One of the concepts of science fiction is the ability to tailor treatments to specific clinical presentations and achieve cures. Right now, while the company does have cures for many diseases, Scipher also understands that many patients, oftentimes a majority of the patients do not respond to those interventions. This concept is even more critical for gene therapies where response/non-response can be such a discrete and unequivocal yes or no outcome. Spectra lies in the realm of science fiction because it may make it possible for us to always know what treatment or device or medical approach should be used for any given disease or adverse outcome.

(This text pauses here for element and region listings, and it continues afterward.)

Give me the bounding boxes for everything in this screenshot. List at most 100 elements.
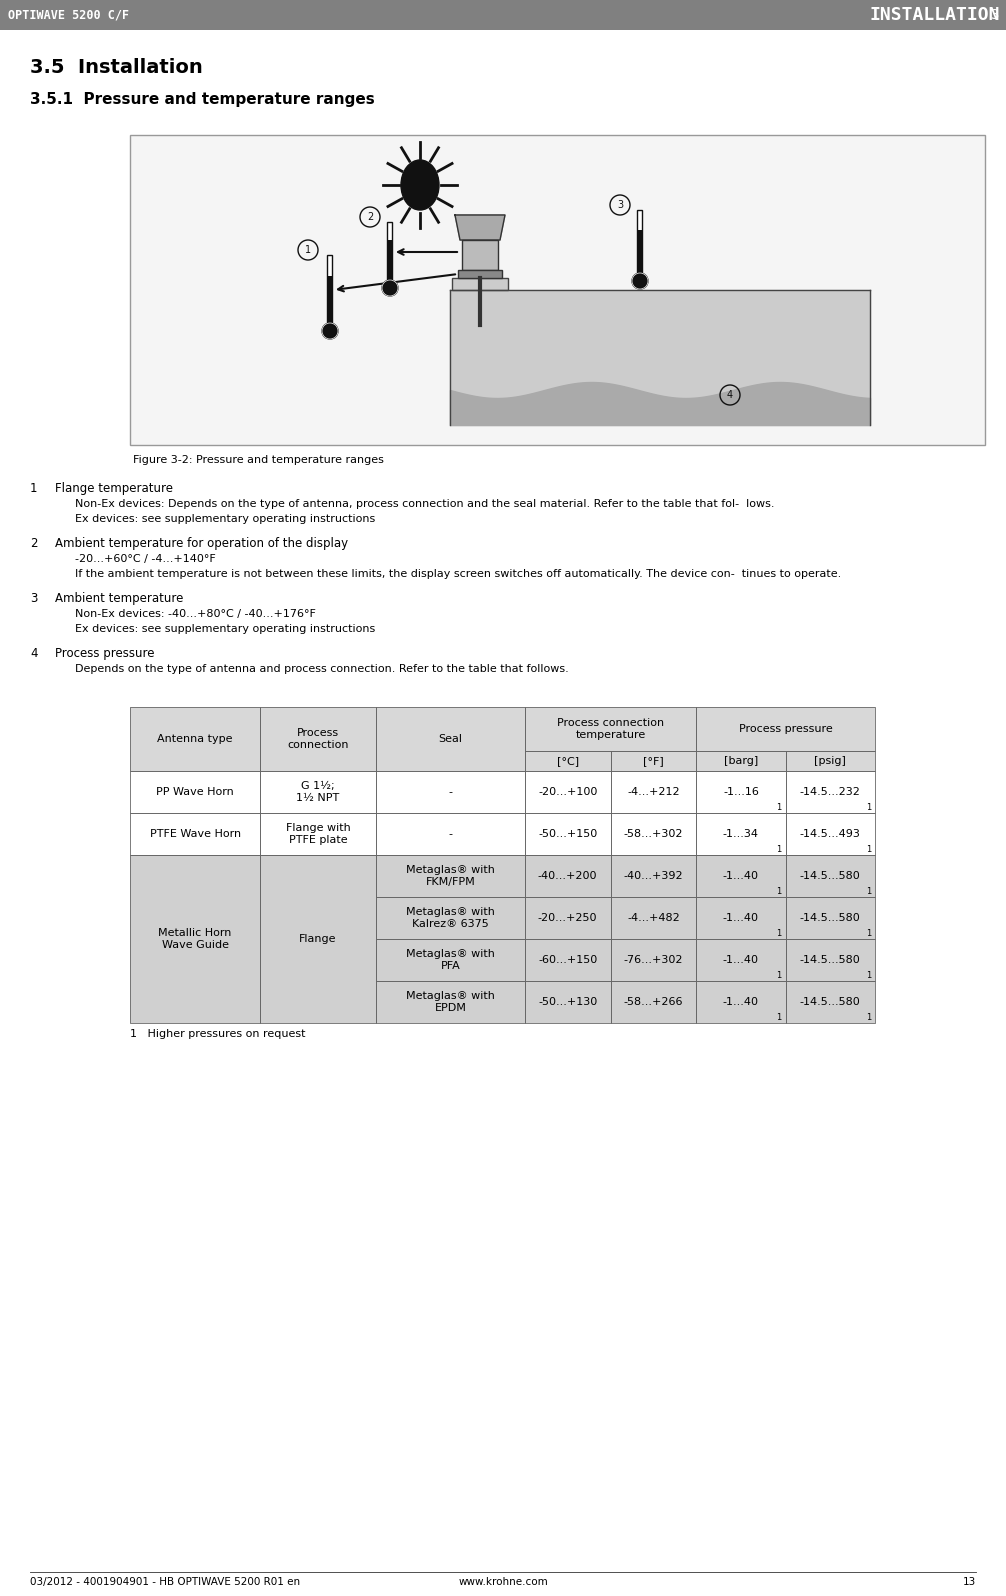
Bar: [525, 855, 611, 897]
Text: 3: 3: [990, 8, 998, 22]
Bar: [130, 771, 261, 812]
Text: PTFE Wave Horn: PTFE Wave Horn: [150, 828, 240, 839]
Text: -76...+302: -76...+302: [624, 954, 683, 966]
Text: -14.5...580: -14.5...580: [800, 998, 861, 1007]
Bar: [452, 278, 508, 290]
Text: -1...40: -1...40: [723, 913, 759, 922]
Bar: [611, 982, 696, 1023]
Text: 1: 1: [30, 482, 37, 495]
Text: Seal: Seal: [439, 734, 463, 744]
Bar: [525, 982, 611, 1023]
Text: Metaglas® with
Kalrez® 6375: Metaglas® with Kalrez® 6375: [405, 907, 495, 929]
Bar: [376, 982, 525, 1023]
Text: -58...+266: -58...+266: [624, 998, 683, 1007]
Text: Metaglas® with
FKM/FPM: Metaglas® with FKM/FPM: [405, 865, 495, 887]
Bar: [611, 752, 696, 771]
Text: 1: 1: [777, 970, 782, 980]
Bar: [525, 897, 611, 938]
Bar: [696, 752, 786, 771]
Bar: [611, 812, 696, 855]
Bar: [696, 897, 786, 938]
Bar: [786, 982, 875, 1023]
Bar: [376, 707, 525, 771]
Text: -4...+212: -4...+212: [627, 787, 680, 796]
Bar: [611, 771, 696, 812]
Text: -: -: [449, 828, 453, 839]
Text: If the ambient temperature is not between these limits, the display screen switc: If the ambient temperature is not betwee…: [75, 570, 841, 579]
Bar: [376, 812, 525, 855]
Text: Process
connection: Process connection: [288, 728, 349, 750]
Text: Metallic Horn
Wave Guide: Metallic Horn Wave Guide: [159, 929, 231, 950]
Bar: [261, 855, 376, 1023]
Bar: [525, 771, 611, 812]
Text: -4...+482: -4...+482: [627, 913, 680, 922]
Bar: [525, 812, 611, 855]
Bar: [376, 982, 525, 1023]
Bar: [525, 812, 611, 855]
Polygon shape: [455, 215, 505, 239]
Bar: [696, 771, 786, 812]
Text: -50...+130: -50...+130: [538, 998, 598, 1007]
Circle shape: [322, 322, 338, 338]
Text: -: -: [449, 787, 453, 796]
Text: -58...+302: -58...+302: [624, 828, 683, 839]
Bar: [786, 812, 875, 855]
Bar: [696, 938, 786, 982]
Bar: [130, 707, 261, 771]
Text: [°C]: [°C]: [556, 757, 578, 766]
Text: 3: 3: [30, 592, 37, 605]
Text: Depends on the type of antenna and process connection. Refer to the table that f: Depends on the type of antenna and proce…: [75, 664, 568, 674]
Bar: [525, 752, 611, 771]
Bar: [786, 812, 875, 855]
Bar: [376, 855, 525, 897]
Text: 03/2012 - 4001904901 - HB OPTIWAVE 5200 R01 en: 03/2012 - 4001904901 - HB OPTIWAVE 5200 …: [30, 1577, 300, 1586]
Bar: [130, 855, 261, 1023]
Bar: [458, 270, 502, 278]
Bar: [328, 276, 332, 326]
Text: Process connection
temperature: Process connection temperature: [557, 718, 664, 741]
Bar: [786, 938, 875, 982]
Text: Antenna type: Antenna type: [157, 734, 233, 744]
Text: -1...34: -1...34: [723, 828, 759, 839]
Text: 4: 4: [30, 646, 37, 661]
Bar: [525, 771, 611, 812]
Text: 1: 1: [866, 1012, 871, 1021]
Bar: [130, 812, 261, 855]
Text: Flange with
PTFE plate: Flange with PTFE plate: [286, 824, 350, 844]
Text: 3: 3: [617, 200, 623, 211]
Bar: [638, 211, 643, 275]
Text: 2: 2: [30, 536, 37, 551]
Bar: [376, 938, 525, 982]
Text: -40...+392: -40...+392: [624, 871, 683, 881]
Bar: [525, 938, 611, 982]
Bar: [525, 707, 696, 752]
Text: www.krohne.com: www.krohne.com: [458, 1577, 548, 1586]
Bar: [376, 707, 525, 771]
Text: -1...40: -1...40: [723, 954, 759, 966]
Text: -1...40: -1...40: [723, 871, 759, 881]
Bar: [130, 771, 261, 812]
Text: 1: 1: [777, 803, 782, 811]
Bar: [261, 771, 376, 812]
Polygon shape: [450, 290, 870, 425]
Circle shape: [632, 273, 648, 289]
Text: -1...40: -1...40: [723, 998, 759, 1007]
Bar: [261, 707, 376, 771]
Bar: [525, 707, 696, 752]
Bar: [376, 812, 525, 855]
Text: PP Wave Horn: PP Wave Horn: [156, 787, 234, 796]
Text: 3.5  Installation: 3.5 Installation: [30, 57, 203, 77]
Bar: [130, 855, 261, 1023]
Text: 1   Higher pressures on request: 1 Higher pressures on request: [130, 1029, 306, 1039]
Text: Ambient temperature for operation of the display: Ambient temperature for operation of the…: [55, 536, 348, 551]
Text: Ex devices: see supplementary operating instructions: Ex devices: see supplementary operating …: [75, 514, 375, 523]
Text: [psig]: [psig]: [815, 757, 846, 766]
Bar: [786, 752, 875, 771]
Text: [barg]: [barg]: [723, 757, 759, 766]
Text: 1: 1: [777, 929, 782, 937]
Circle shape: [382, 279, 398, 295]
Text: -50...+150: -50...+150: [538, 828, 598, 839]
Bar: [525, 855, 611, 897]
Bar: [696, 855, 786, 897]
Bar: [328, 255, 333, 326]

Spectra, in combination with other automated drug development platforms, has the potential to disrupt drug discovery. Scipher Medicine reduced target discovery and validation times from years to months. With a Spectra enabled patient stratification strategy, drug human trials in a selected population can be focused on the patients with high likelihood of response, thus decreasing the N required to reach statistical significance. Consequently, it also dramatically reduces the time needed to complete clinical development. We hope to have new therapies on the market in under 10 years!
The point to emphasize is that now Scipher can develop therapies faster and at a much lower cost. This is a technological revolution.